Chidgey returned to a lesson from childhood. “Mum all the time mentioned to me and my sister, ‘Simply do your finest. That’s all we wish.’ However there was all the time an undercurrent of win. Succeed. I felt it was an unstated pressure.” She additionally summoned the current, speaking of how her newest novel The E-book of Guilt was shortlisted for this 12 months’s $65,000 Acorn prize on the Ockhams, however did not win at Wednesday evening’s ceremony. She was anticipating it. She had just lately been invited to a writers residency in a cottage on Bowen Island by the director of the Vancouver literary competition, Lesley Hurtig, who was additionally a decide of the 2026 Acorn prize. Chidgey mentioned, “My first thought was not, ‘Oh yay’, however that Lesley was providing it as a comfort as a result of I wasn’t getting the Acorn.”

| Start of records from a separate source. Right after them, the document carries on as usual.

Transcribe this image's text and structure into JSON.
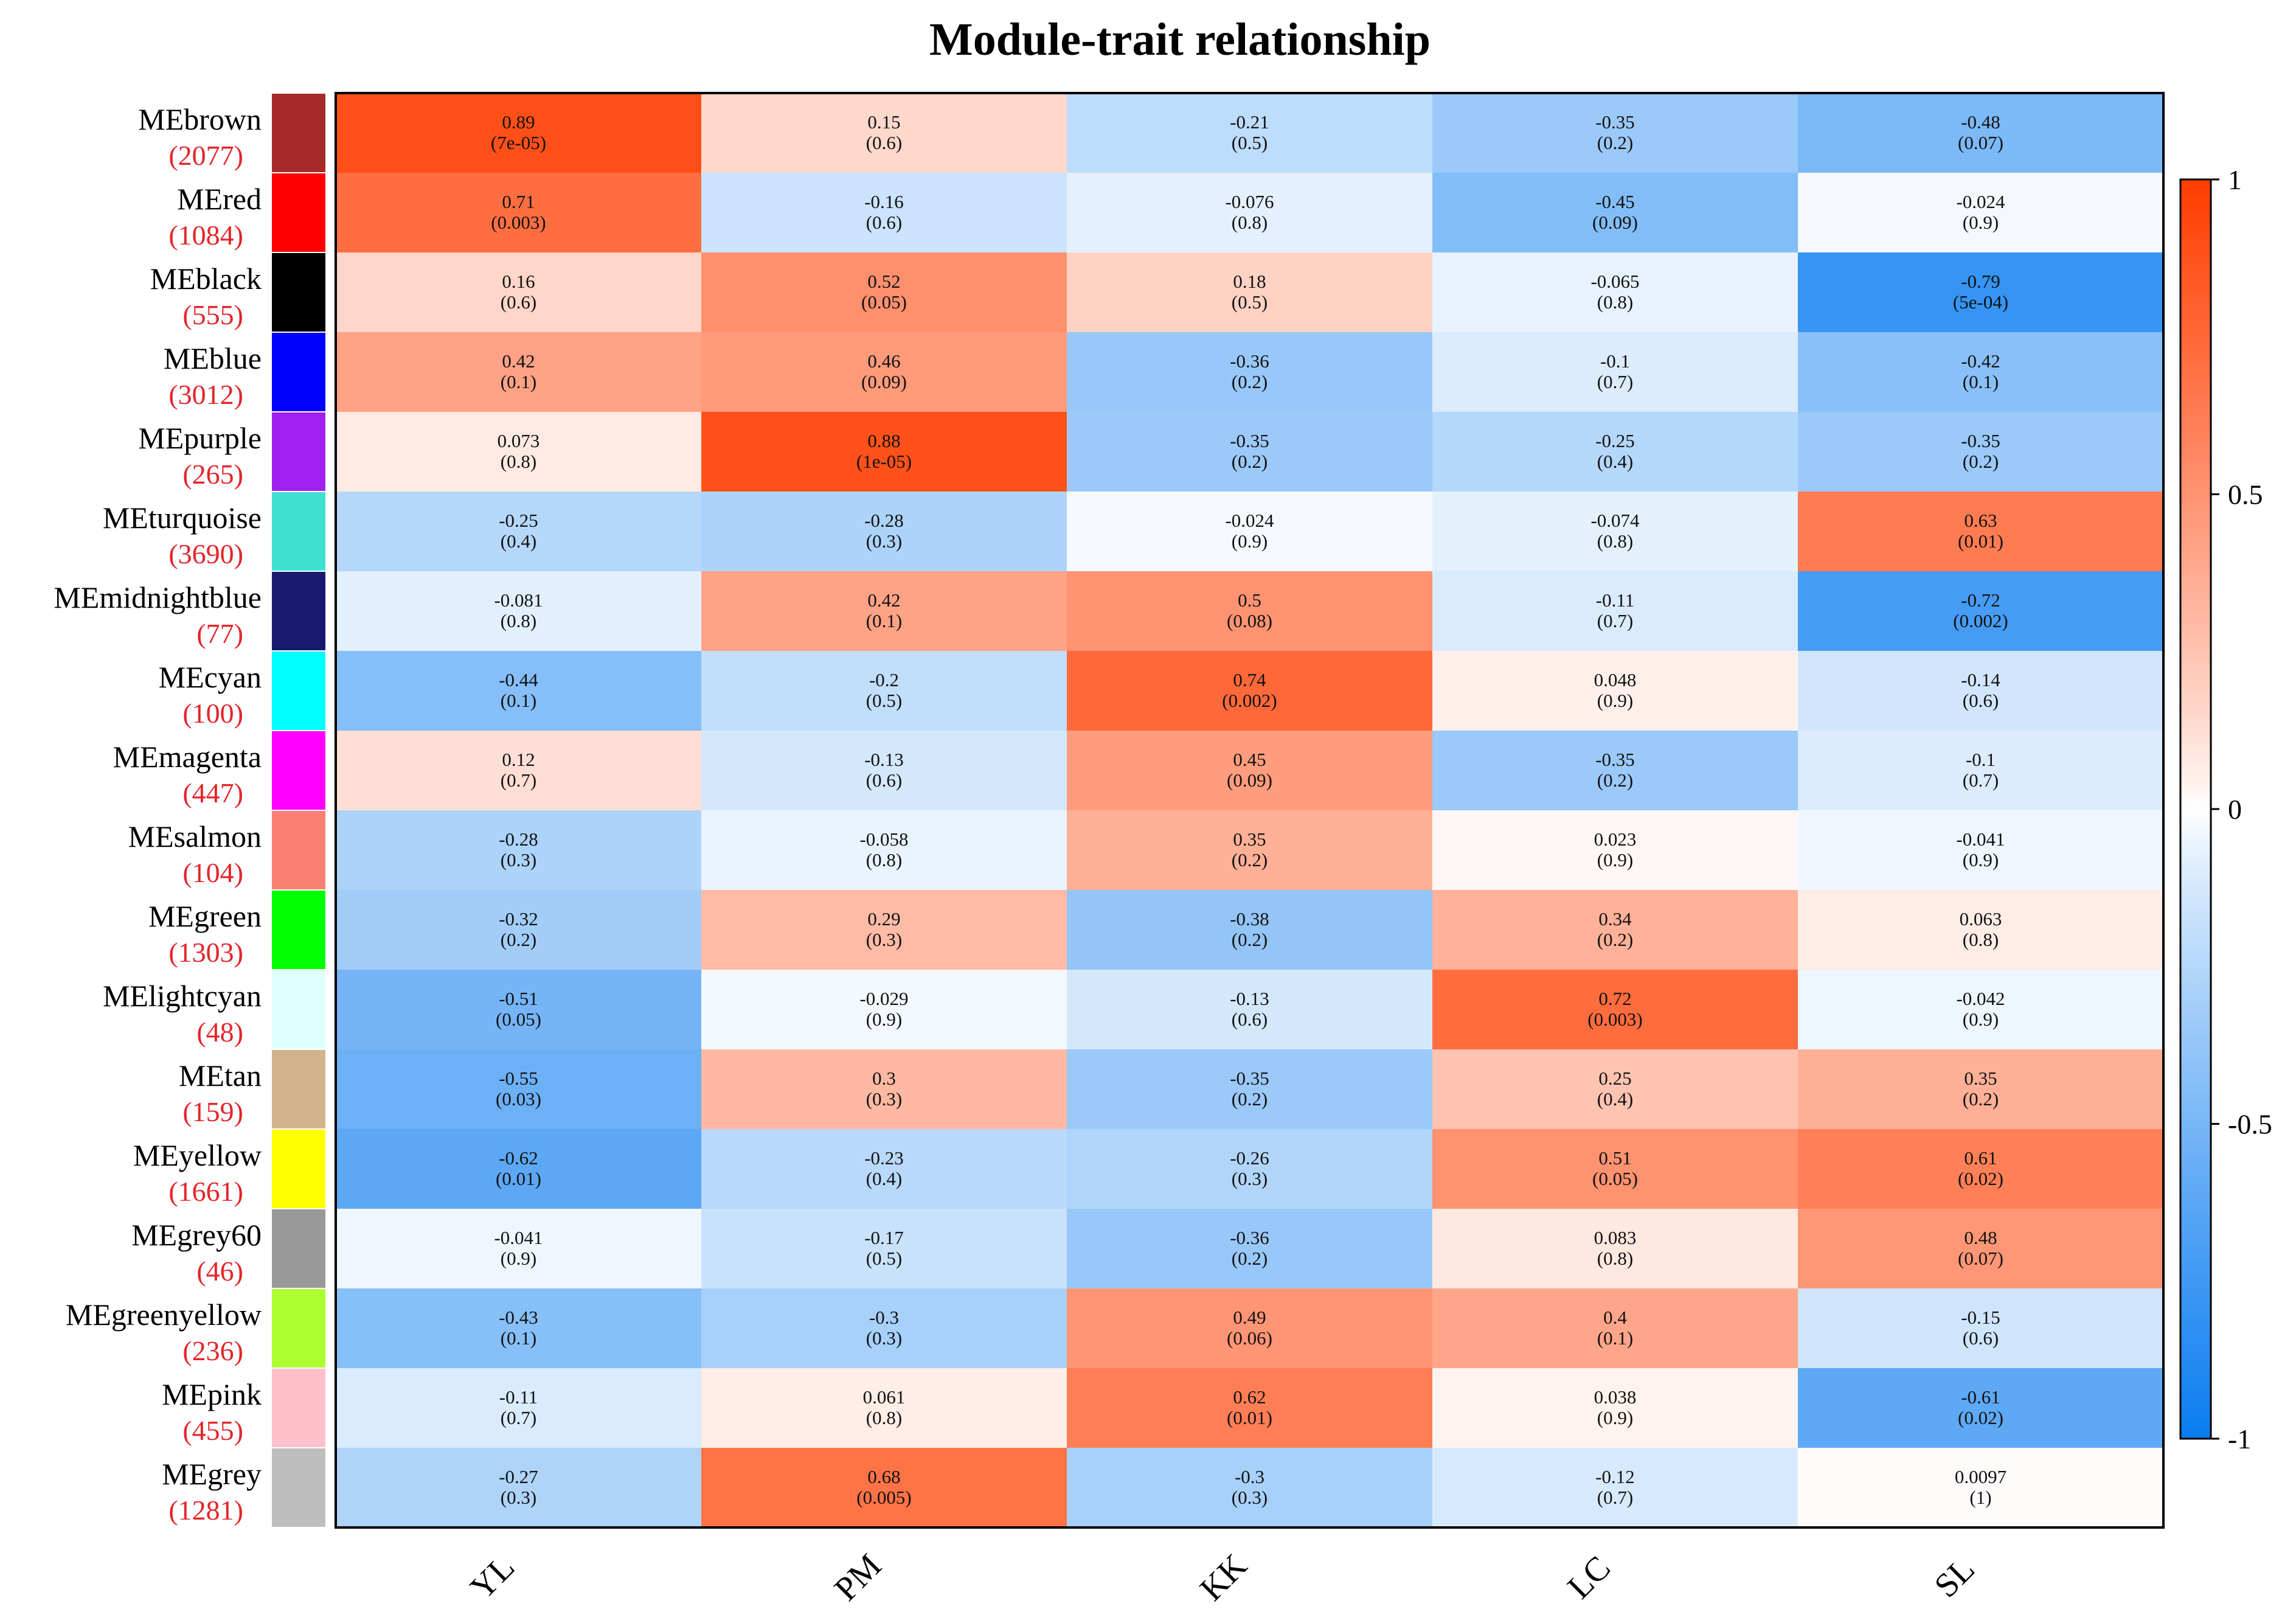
{
  "chart_data": {
    "type": "heatmap",
    "title": "Module-trait relationship",
    "columns": [
      "YL",
      "PM",
      "KK",
      "LC",
      "SL"
    ],
    "rows": [
      {
        "name": "MEbrown",
        "count": "(2077)",
        "swatch": "#A52A2A",
        "values": [
          "0.89",
          "0.15",
          "-0.21",
          "-0.35",
          "-0.48"
        ],
        "pvalues": [
          "(7e-05)",
          "(0.6)",
          "(0.5)",
          "(0.2)",
          "(0.07)"
        ]
      },
      {
        "name": "MEred",
        "count": "(1084)",
        "swatch": "#FF0000",
        "values": [
          "0.71",
          "-0.16",
          "-0.076",
          "-0.45",
          "-0.024"
        ],
        "pvalues": [
          "(0.003)",
          "(0.6)",
          "(0.8)",
          "(0.09)",
          "(0.9)"
        ]
      },
      {
        "name": "MEblack",
        "count": "(555)",
        "swatch": "#000000",
        "values": [
          "0.16",
          "0.52",
          "0.18",
          "-0.065",
          "-0.79"
        ],
        "pvalues": [
          "(0.6)",
          "(0.05)",
          "(0.5)",
          "(0.8)",
          "(5e-04)"
        ]
      },
      {
        "name": "MEblue",
        "count": "(3012)",
        "swatch": "#0000FF",
        "values": [
          "0.42",
          "0.46",
          "-0.36",
          "-0.1",
          "-0.42"
        ],
        "pvalues": [
          "(0.1)",
          "(0.09)",
          "(0.2)",
          "(0.7)",
          "(0.1)"
        ]
      },
      {
        "name": "MEpurple",
        "count": "(265)",
        "swatch": "#A020F0",
        "values": [
          "0.073",
          "0.88",
          "-0.35",
          "-0.25",
          "-0.35"
        ],
        "pvalues": [
          "(0.8)",
          "(1e-05)",
          "(0.2)",
          "(0.4)",
          "(0.2)"
        ]
      },
      {
        "name": "MEturquoise",
        "count": "(3690)",
        "swatch": "#40E0D0",
        "values": [
          "-0.25",
          "-0.28",
          "-0.024",
          "-0.074",
          "0.63"
        ],
        "pvalues": [
          "(0.4)",
          "(0.3)",
          "(0.9)",
          "(0.8)",
          "(0.01)"
        ]
      },
      {
        "name": "MEmidnightblue",
        "count": "(77)",
        "swatch": "#191970",
        "values": [
          "-0.081",
          "0.42",
          "0.5",
          "-0.11",
          "-0.72"
        ],
        "pvalues": [
          "(0.8)",
          "(0.1)",
          "(0.08)",
          "(0.7)",
          "(0.002)"
        ]
      },
      {
        "name": "MEcyan",
        "count": "(100)",
        "swatch": "#00FFFF",
        "values": [
          "-0.44",
          "-0.2",
          "0.74",
          "0.048",
          "-0.14"
        ],
        "pvalues": [
          "(0.1)",
          "(0.5)",
          "(0.002)",
          "(0.9)",
          "(0.6)"
        ]
      },
      {
        "name": "MEmagenta",
        "count": "(447)",
        "swatch": "#FF00FF",
        "values": [
          "0.12",
          "-0.13",
          "0.45",
          "-0.35",
          "-0.1"
        ],
        "pvalues": [
          "(0.7)",
          "(0.6)",
          "(0.09)",
          "(0.2)",
          "(0.7)"
        ]
      },
      {
        "name": "MEsalmon",
        "count": "(104)",
        "swatch": "#FA8072",
        "values": [
          "-0.28",
          "-0.058",
          "0.35",
          "0.023",
          "-0.041"
        ],
        "pvalues": [
          "(0.3)",
          "(0.8)",
          "(0.2)",
          "(0.9)",
          "(0.9)"
        ]
      },
      {
        "name": "MEgreen",
        "count": "(1303)",
        "swatch": "#00FF00",
        "values": [
          "-0.32",
          "0.29",
          "-0.38",
          "0.34",
          "0.063"
        ],
        "pvalues": [
          "(0.2)",
          "(0.3)",
          "(0.2)",
          "(0.2)",
          "(0.8)"
        ]
      },
      {
        "name": "MElightcyan",
        "count": "(48)",
        "swatch": "#E0FFFF",
        "values": [
          "-0.51",
          "-0.029",
          "-0.13",
          "0.72",
          "-0.042"
        ],
        "pvalues": [
          "(0.05)",
          "(0.9)",
          "(0.6)",
          "(0.003)",
          "(0.9)"
        ]
      },
      {
        "name": "MEtan",
        "count": "(159)",
        "swatch": "#D2B48C",
        "values": [
          "-0.55",
          "0.3",
          "-0.35",
          "0.25",
          "0.35"
        ],
        "pvalues": [
          "(0.03)",
          "(0.3)",
          "(0.2)",
          "(0.4)",
          "(0.2)"
        ]
      },
      {
        "name": "MEyellow",
        "count": "(1661)",
        "swatch": "#FFFF00",
        "values": [
          "-0.62",
          "-0.23",
          "-0.26",
          "0.51",
          "0.61"
        ],
        "pvalues": [
          "(0.01)",
          "(0.4)",
          "(0.3)",
          "(0.05)",
          "(0.02)"
        ]
      },
      {
        "name": "MEgrey60",
        "count": "(46)",
        "swatch": "#999999",
        "values": [
          "-0.041",
          "-0.17",
          "-0.36",
          "0.083",
          "0.48"
        ],
        "pvalues": [
          "(0.9)",
          "(0.5)",
          "(0.2)",
          "(0.8)",
          "(0.07)"
        ]
      },
      {
        "name": "MEgreenyellow",
        "count": "(236)",
        "swatch": "#ADFF2F",
        "values": [
          "-0.43",
          "-0.3",
          "0.49",
          "0.4",
          "-0.15"
        ],
        "pvalues": [
          "(0.1)",
          "(0.3)",
          "(0.06)",
          "(0.1)",
          "(0.6)"
        ]
      },
      {
        "name": "MEpink",
        "count": "(455)",
        "swatch": "#FFC0CB",
        "values": [
          "-0.11",
          "0.061",
          "0.62",
          "0.038",
          "-0.61"
        ],
        "pvalues": [
          "(0.7)",
          "(0.8)",
          "(0.01)",
          "(0.9)",
          "(0.02)"
        ]
      },
      {
        "name": "MEgrey",
        "count": "(1281)",
        "swatch": "#BEBEBE",
        "values": [
          "-0.27",
          "0.68",
          "-0.3",
          "-0.12",
          "0.0097"
        ],
        "pvalues": [
          "(0.3)",
          "(0.005)",
          "(0.3)",
          "(0.7)",
          "(1)"
        ]
      }
    ],
    "colorbar": {
      "range": [
        -1,
        1
      ],
      "ticks": [
        "1",
        "0.5",
        "0",
        "-0.5",
        "-1"
      ],
      "tick_values": [
        1,
        0.5,
        0,
        -0.5,
        -1
      ],
      "colors": {
        "positive": "#FF3D00",
        "neutral": "#FFFFFF",
        "negative": "#0A7CF0"
      }
    },
    "count_label_color": "#E4242A"
  }
}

All through the hour, Bagust drew out different, equally candid reflections and tales. On a chocolate lamington scale of 10 being a feast and 1 being a swizz, I price her 10 chocolate lamingtons. I price Simon Wilson 10 chocolate lamingtons, too. Julia Wheeler: 10 chocolate lamingtons. Woman Deborah Chambers: 10 chocolate lamingtons plus further cream.
There are 64 extra occasions tomorrow, Sunday, ending with Noelle McCarthy chairing Dame Jacinda Ardern. Extra excellence to return.
A overview of Day 3 on the Auckland Writers Competition shall be printed on Sunday evening.